Admittedly, at first the financial aid requirement might seem appropriate. After all, if indeed the University must make cuts to student wages, surely those who must contribute income to their financial aid packages should be prioritized. In fact, I have often argued we should require on-campus employers to give preference to financial aid recipients early in the semester so they may earn the required $2,300 expected from a term-time job.
Nevertheless, my advocacy for financial aid preference always relied upon the assumption that students without a financial aid package could also compete for jobs after a month of preferential hiring. But under the proposed system, if you are not receiving financial aid, finding employment will prove nearly impossible. No employer would pay twice as much to hire or retain non-financial aid student workers.
And yet, the $15 cap seems even more ill-advised than the financial aid restrictions. Surely with so many economists on Yale’s payroll, administrators should see the cap’s obvious flaw: It artificially traps students with upward mobility at a low wage. Right now, an employer can pay a student a $15 wage with only $7.50, a $16 wage with only $8 and so on.
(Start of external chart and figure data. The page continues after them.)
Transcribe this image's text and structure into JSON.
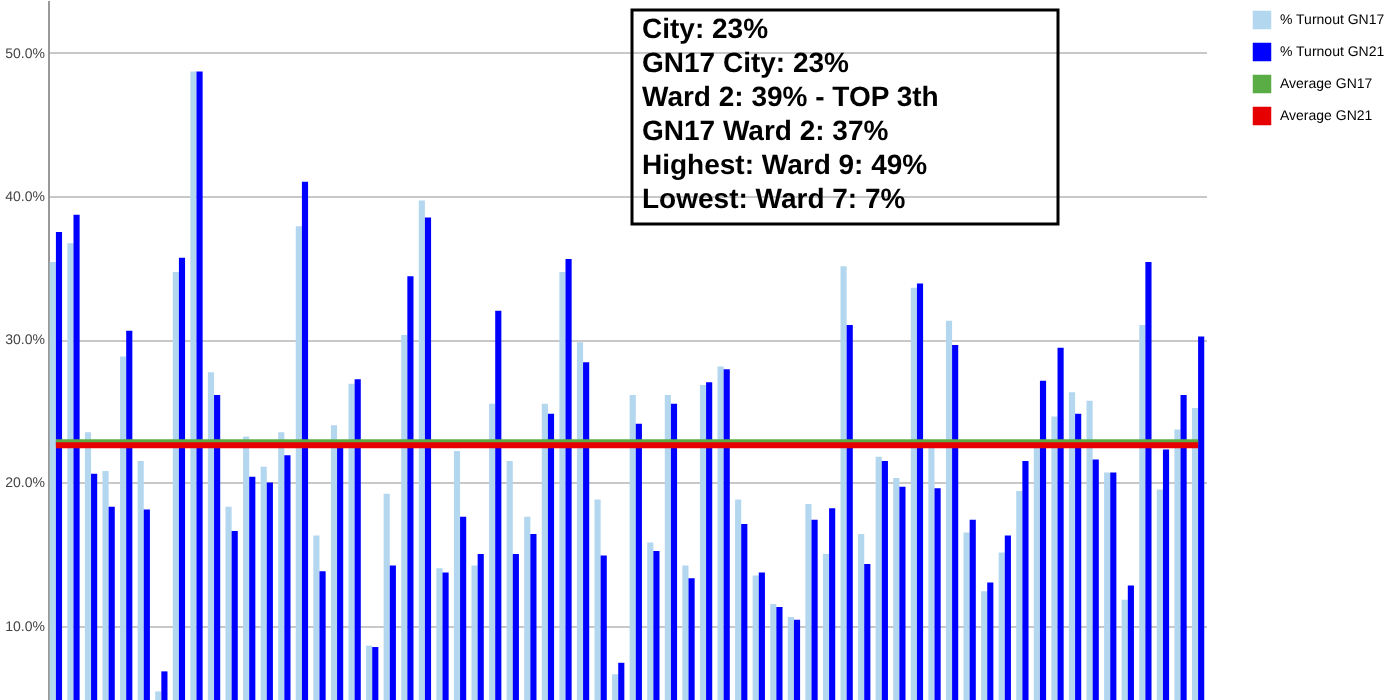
{
  "chart_data": {
    "type": "bar",
    "categories": [
      null,
      null,
      null,
      null,
      null,
      null,
      null,
      null,
      null,
      null,
      null,
      null,
      null,
      null,
      null,
      null,
      null,
      null,
      null,
      null,
      null,
      null,
      null,
      null,
      null,
      null,
      null,
      null,
      null,
      null,
      null,
      null,
      null,
      null,
      null,
      null,
      null,
      null,
      null,
      null,
      null,
      null,
      null,
      null,
      null,
      null,
      null,
      null,
      null,
      null,
      null,
      null,
      null,
      null,
      null,
      null,
      null,
      null,
      null,
      null,
      null,
      null,
      null,
      null,
      null,
      null
    ],
    "series": [
      {
        "name": "% Turnout GN17",
        "color": "#b4d7f0",
        "values": [
          35.4,
          36.7,
          23.5,
          20.8,
          28.8,
          21.5,
          5.4,
          34.7,
          48.7,
          27.7,
          18.3,
          23.2,
          21.1,
          23.5,
          37.9,
          16.3,
          24.0,
          26.9,
          8.6,
          19.2,
          30.3,
          39.7,
          14.0,
          22.2,
          14.2,
          25.5,
          21.5,
          17.6,
          25.5,
          34.7,
          29.8,
          18.8,
          6.6,
          26.1,
          15.8,
          26.1,
          14.2,
          26.8,
          28.1,
          18.8,
          13.5,
          11.5,
          10.6,
          18.5,
          15.0,
          35.1,
          16.4,
          21.8,
          20.3,
          33.6,
          22.5,
          31.3,
          16.5,
          12.4,
          15.1,
          19.4,
          22.4,
          24.6,
          26.3,
          25.7,
          20.7,
          11.8,
          31.0,
          19.5,
          23.7,
          25.2
        ]
      },
      {
        "name": "% Turnout GN21",
        "color": "#0000ff",
        "values": [
          37.5,
          38.7,
          20.6,
          18.3,
          30.6,
          18.1,
          6.8,
          35.7,
          48.7,
          26.1,
          16.6,
          20.4,
          20.0,
          21.9,
          41.0,
          13.8,
          22.7,
          27.2,
          8.5,
          14.2,
          34.4,
          38.5,
          13.7,
          17.6,
          15.0,
          32.0,
          15.0,
          16.4,
          24.8,
          35.6,
          28.4,
          14.9,
          7.4,
          24.1,
          15.2,
          25.5,
          13.3,
          27.0,
          27.9,
          17.1,
          13.7,
          11.3,
          10.4,
          17.4,
          18.2,
          31.0,
          14.3,
          21.5,
          19.7,
          33.9,
          19.6,
          29.6,
          17.4,
          13.0,
          16.3,
          21.5,
          27.1,
          29.4,
          24.8,
          21.6,
          20.7,
          12.8,
          35.4,
          22.3,
          26.1,
          30.2
        ]
      },
      {
        "name": "Average GN17",
        "type": "line",
        "color": "#5aac44",
        "values": [
          22.8,
          22.8,
          22.8,
          22.8,
          22.8,
          22.8,
          22.8,
          22.8,
          22.8,
          22.8,
          22.8,
          22.8,
          22.8,
          22.8,
          22.8,
          22.8,
          22.8,
          22.8,
          22.8,
          22.8,
          22.8,
          22.8,
          22.8,
          22.8,
          22.8,
          22.8,
          22.8,
          22.8,
          22.8,
          22.8,
          22.8,
          22.8,
          22.8,
          22.8,
          22.8,
          22.8,
          22.8,
          22.8,
          22.8,
          22.8,
          22.8,
          22.8,
          22.8,
          22.8,
          22.8,
          22.8,
          22.8,
          22.8,
          22.8,
          22.8,
          22.8,
          22.8,
          22.8,
          22.8,
          22.8,
          22.8,
          22.8,
          22.8,
          22.8,
          22.8,
          22.8,
          22.8,
          22.8,
          22.8,
          22.8,
          22.8
        ]
      },
      {
        "name": "Average GN21",
        "type": "line",
        "color": "#e60000",
        "values": [
          22.6,
          22.6,
          22.6,
          22.6,
          22.6,
          22.6,
          22.6,
          22.6,
          22.6,
          22.6,
          22.6,
          22.6,
          22.6,
          22.6,
          22.6,
          22.6,
          22.6,
          22.6,
          22.6,
          22.6,
          22.6,
          22.6,
          22.6,
          22.6,
          22.6,
          22.6,
          22.6,
          22.6,
          22.6,
          22.6,
          22.6,
          22.6,
          22.6,
          22.6,
          22.6,
          22.6,
          22.6,
          22.6,
          22.6,
          22.6,
          22.6,
          22.6,
          22.6,
          22.6,
          22.6,
          22.6,
          22.6,
          22.6,
          22.6,
          22.6,
          22.6,
          22.6,
          22.6,
          22.6,
          22.6,
          22.6,
          22.6,
          22.6,
          22.6,
          22.6,
          22.6,
          22.6,
          22.6,
          22.6,
          22.6,
          22.6
        ]
      }
    ],
    "ylim": [
      4.8,
      53.7
    ],
    "yticks": [
      {
        "value": 10,
        "label": "10.0%"
      },
      {
        "value": 20,
        "label": "20.0%"
      },
      {
        "value": 30,
        "label": "30.0%"
      },
      {
        "value": 40,
        "label": "40.0%"
      },
      {
        "value": 50,
        "label": "50.0%"
      }
    ],
    "grid": "y",
    "legend": "right",
    "tick_labels": "y",
    "annotations": [
      "City:  23%",
      "GN17 City:  23%",
      "Ward 2:  39% - TOP 3th",
      "GN17 Ward 2:  37%",
      "Highest: Ward 9:  49%",
      "Lowest:  Ward  7:  7%"
    ]
  }
}
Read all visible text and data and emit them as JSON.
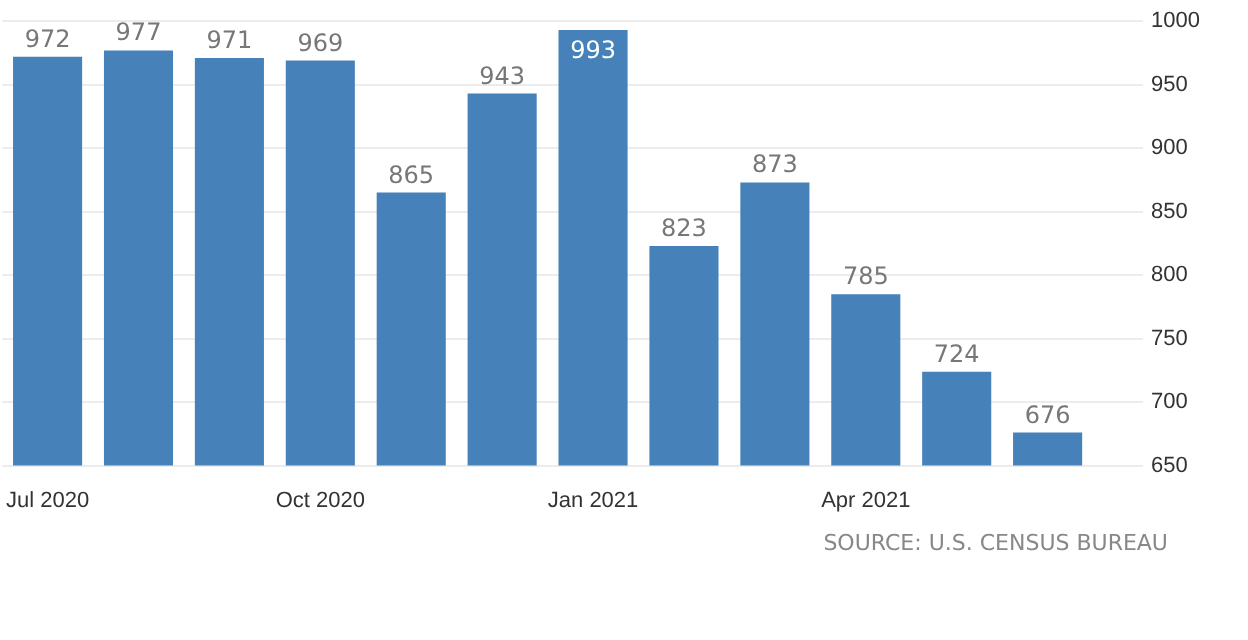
{
  "chart_data": {
    "type": "bar",
    "categories": [
      "Jul 2020",
      null,
      null,
      "Oct 2020",
      null,
      null,
      "Jan 2021",
      null,
      null,
      "Apr 2021",
      null,
      null
    ],
    "values": [
      972,
      977,
      971,
      969,
      865,
      943,
      993,
      823,
      873,
      785,
      724,
      676
    ],
    "color": "#4682b9",
    "ylim": [
      650,
      1000
    ],
    "yticks": [
      650,
      700,
      750,
      800,
      850,
      900,
      950,
      1000
    ],
    "grid": "y",
    "legend": false,
    "data_labels": true,
    "annotations": [
      "SOURCE: U.S. CENSUS BUREAU"
    ]
  }
}
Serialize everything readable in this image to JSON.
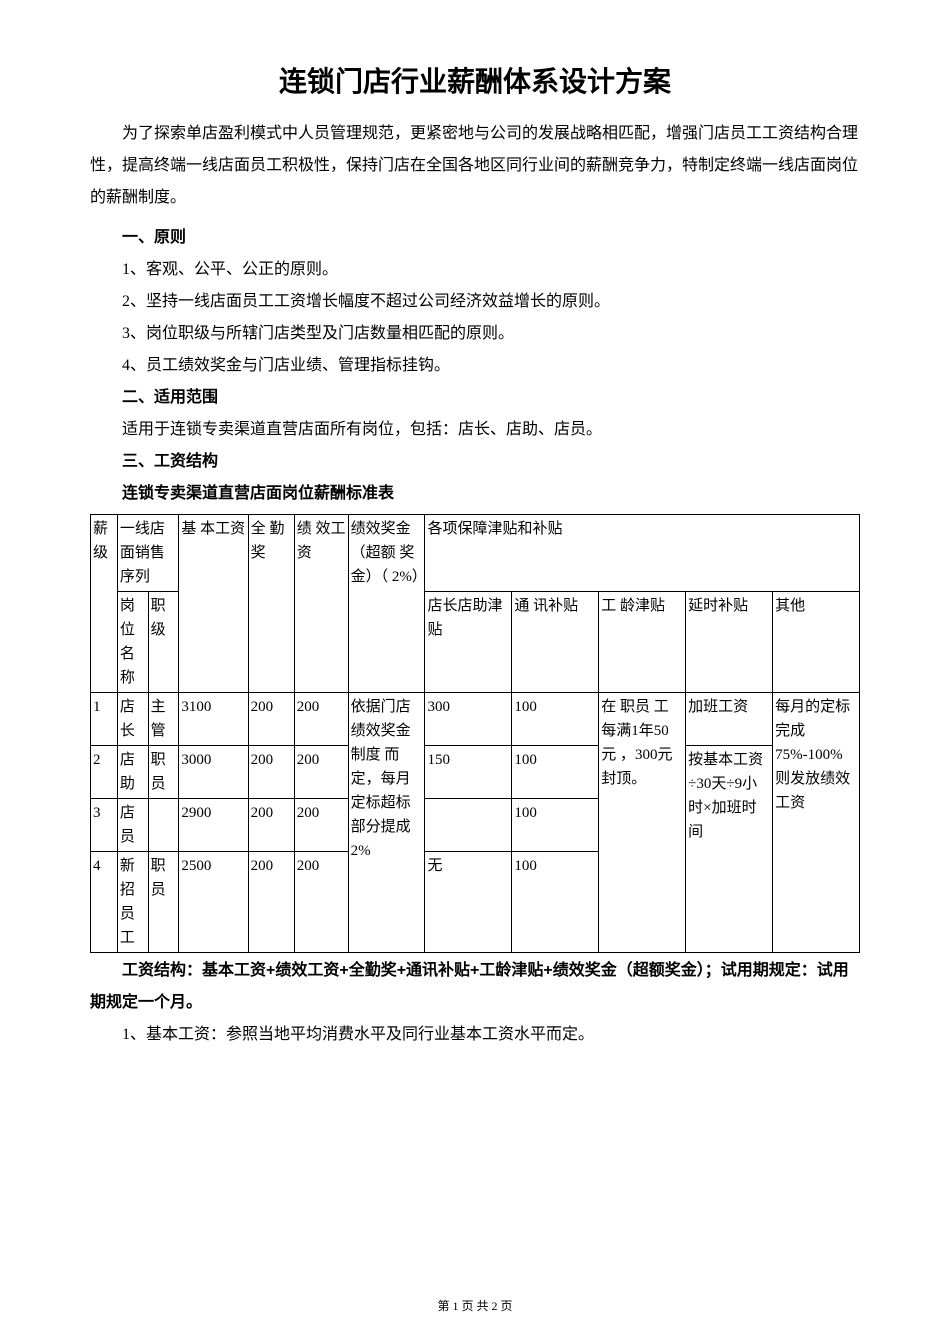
{
  "title": "连锁门店行业薪酬体系设计方案",
  "intro": "为了探索单店盈利模式中人员管理规范，更紧密地与公司的发展战略相匹配，增强门店员工工资结构合理性，提高终端一线店面员工积极性，保持门店在全国各地区同行业间的薪酬竞争力，特制定终端一线店面岗位的薪酬制度。",
  "sections": {
    "s1_heading": "一、原则",
    "s1_p1": "1、客观、公平、公正的原则。",
    "s1_p2": "2、坚持一线店面员工工资增长幅度不超过公司经济效益增长的原则。",
    "s1_p3": "3、岗位职级与所辖门店类型及门店数量相匹配的原则。",
    "s1_p4": "4、员工绩效奖金与门店业绩、管理指标挂钩。",
    "s2_heading": "二、适用范围",
    "s2_p1": "适用于连锁专卖渠道直营店面所有岗位，包括：店长、店助、店员。",
    "s3_heading": "三、工资结构",
    "s3_sub": "连锁专卖渠道直营店面岗位薪酬标准表"
  },
  "table": {
    "h_salary_level": "薪级",
    "h_frontline": "一线店面销售序列",
    "h_base": "基 本工资",
    "h_attend": "全 勤奖",
    "h_perf": "绩 效工资",
    "h_bonus": "绩效奖金（超额 奖金）（ 2%）",
    "h_allowance": "各项保障津贴和补贴",
    "h_position": "岗 位名称",
    "h_rank": "职级",
    "h_manager_allow": "店长店助津贴",
    "h_comm_allow": "通 讯补贴",
    "h_seniority": "工 龄津贴",
    "h_ot": "延时补贴",
    "h_other": "其他",
    "rows": [
      {
        "no": "1",
        "pos": "店长",
        "rank": "主管",
        "base": "3100",
        "attend": "200",
        "perf": "200",
        "manager": "300",
        "comm": "100"
      },
      {
        "no": "2",
        "pos": "店助",
        "rank": "职员",
        "base": "3000",
        "attend": "200",
        "perf": "200",
        "manager": "150",
        "comm": "100"
      },
      {
        "no": "3",
        "pos": "店员",
        "rank": "",
        "base": "2900",
        "attend": "200",
        "perf": "200",
        "manager": "",
        "comm": "100"
      },
      {
        "no": "4",
        "pos": "新 招员工",
        "rank": "职员",
        "base": "2500",
        "attend": "200",
        "perf": "200",
        "manager": "无",
        "comm": "100"
      }
    ],
    "bonus_text": "依据门店绩效奖金制度 而定，每月定标超标部分提成2%",
    "seniority_text": "在 职员 工每满1年50元 ，300元 封顶。",
    "ot_text1": "加班工资",
    "ot_text2": "按基本工资 ÷30天÷9小时×加班时间",
    "other_text": "每月的定标完成75%-100%则发放绩效工资"
  },
  "structure_note": "工资结构：基本工资+绩效工资+全勤奖+通讯补贴+工龄津贴+绩效奖金（超额奖金）；试用期规定：试用期规定一个月。",
  "note1": "1、基本工资：参照当地平均消费水平及同行业基本工资水平而定。",
  "page_number": "第 1 页 共 2 页"
}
But under the proposed system, a student with a wage of $15 costs an employer $7.50 while a student with a wage of $16 costs a full $16. Put simply, increasing the wage only $1 would cost an employer an additional $8.50.
Even if we accept the idea that we should balance the University budget on the backs of working students (a scary thought indeed), the mathematics behind this policy does not add up.
At the very least, the provost’s office should freeze their rebate at $7.50 for higher-wage workers instead of suddenly pulling support from students upon reaching $15. Without that change, employers will not only stop giving students raises beyond $15 per hour, but they may even bow to the temptation to reduce current student wages from higher wages down to $15 — a decision that would have a particularly profound impact on students from low-income families who have already budgeted meticulously for next year.
Of course, we need not settle for such a compromise in the first place, for doing so would be buying into the assumption that Yale’s troubling new trend of undermining college affordability is acceptable behavior for a University that still laughably claims to meet 100 percent of demonstrated financial need for incoming students.
These cuts to student wages are particularly humiliating in light of the Yale Corporation’s ongoing solicitations for big-ticket donations for the new residential colleges and for a whopping $17 million renovation to the President’s House on Hillhouse.
Maybe Yale administrators did not realize the impact they would have on students in undermining the 50/50 split. Maybe they did and simply thought we would willingly take yet another blow to our finances.
But when the first of the layoffs come down in August, don’t say I didn’t warn you.